According to Ivanti, which offers the Pulse Connect Secure VPN appliances, the company recently discovered that a limited number of customers have experienced evidence of compromise on their Pulse Connect Secure appliances, and the company is working with forensic experts including Mandiant/FireEye, CISA, Stoz Friedberg and others to investigate.
The team noted four issues, including three vulnerabilities that were patched in 2019 and 2020.
However, there is a new issue discovered just this month that has impacted “a very limited number of customers,” the Pulse Connect Secure team said. That vulnerability is tracked as CVE-2021-2289 and is an authentication bypass vulnerability that can allow an unauthenticated user to perform remote arbitrary file execution on the Pulse Connect Secure gateway.
CISA’s alert to the private sector came as the agency directed federal civilian agencies using the affected products to run the Pulse Secure Integrity Tool and take other actions. The Pulse Secure team developed the tool to help customers determine if they’re impacted by these issues.
According to FireEye’s blog on the issue, a Chinese-backed hacking team is believed to be behind these exploits that are targeting U.S. defense companies. The actors are suspected to have obtained administrator-level access to the appliances through previously disclosed Pulse Secure vulnerabilities, and other intrusions were due to the new vulnerability.
The company says it observed the threat actor, called UNC2630, harvesting credentials from various Pulse Secure VPN login flows and used those legitimate credentials to move around in the victim environments.
Here’s more from FireEye:
We observed UNC2630 harvesting credentials from various Pulse Secure VPN login flows, which ultimately allowed the actor to use legitimate account credentials to move laterally into the affected environments. In order to maintain persistence to the compromised networks, the actor utilized legitimate, but modified, Pulse Secure binaries and scripts on the VPN appliance. This was done to accomplish the following:
- Trojanize shared objects with malicious code to log credentials and bypass authentication flows, including multifactor authentication requirements. We track these trojanized assemblies as SLOWPULSE and its variants.

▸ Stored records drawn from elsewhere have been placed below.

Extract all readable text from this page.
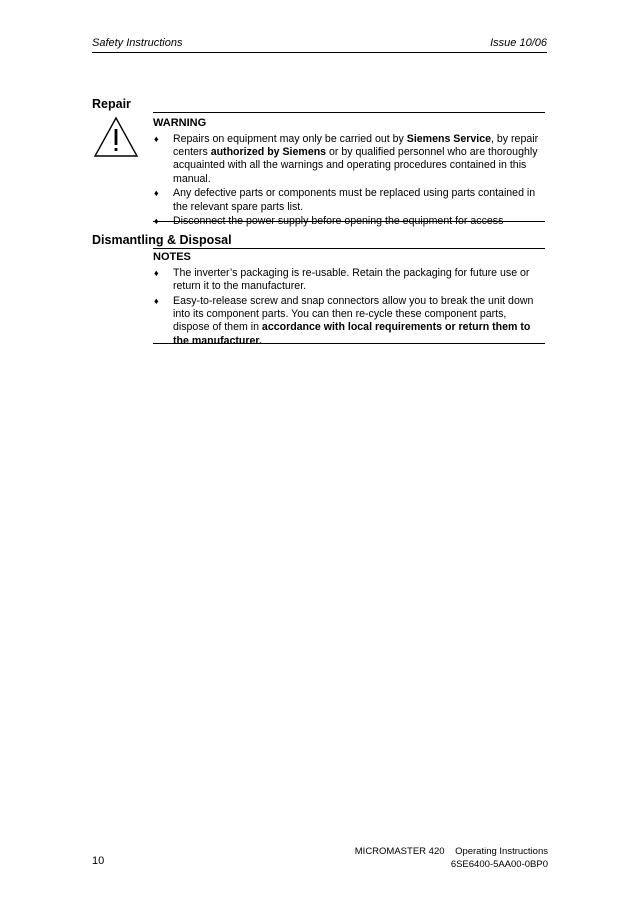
Safety Instructions	Issue 10/06
Repair
WARNING
♦ Repairs on equipment may only be carried out by Siemens Service, by repair centers authorized by Siemens or by qualified personnel who are thoroughly acquainted with all the warnings and operating procedures contained in this manual.
♦ Any defective parts or components must be replaced using parts contained in the relevant spare parts list.
♦ Disconnect the power supply before opening the equipment for access
Dismantling & Disposal
NOTES
♦ The inverter’s packaging is re-usable. Retain the packaging for future use or return it to the manufacturer.
♦ Easy-to-release screw and snap connectors allow you to break the unit down into its component parts. You can then re-cycle these component parts, dispose of them in accordance with local requirements or return them to the manufacturer.
MICROMASTER 420    Operating Instructions
6SE6400-5AA00-0BP0
10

- Inject webshells we currently track as RADIALPULSE and PULSECHECK into legitimate Internet-accessible Pulse Secure VPN appliance administrative web pages for the devices.
- Toggle the filesystem between Read-Only and Read-Write modes to allow for file modification on a typically Read-Only filesystem.
- Maintain persistence across VPN appliance general upgrades that are performed by the administrator.
- Unpatch modified files and delete utilities and scripts after use to evade detection.
- Clear relevant log files utilizing a utility tracked as THINBLOOD based on an actor defined regular expression.
FireEye says it also observed another threat actor that could possibly be related using certain malware at a European organization last month, but did not observe the malware used against U.S. defense companies. However, they do share similar characteristics and carry out similar functions.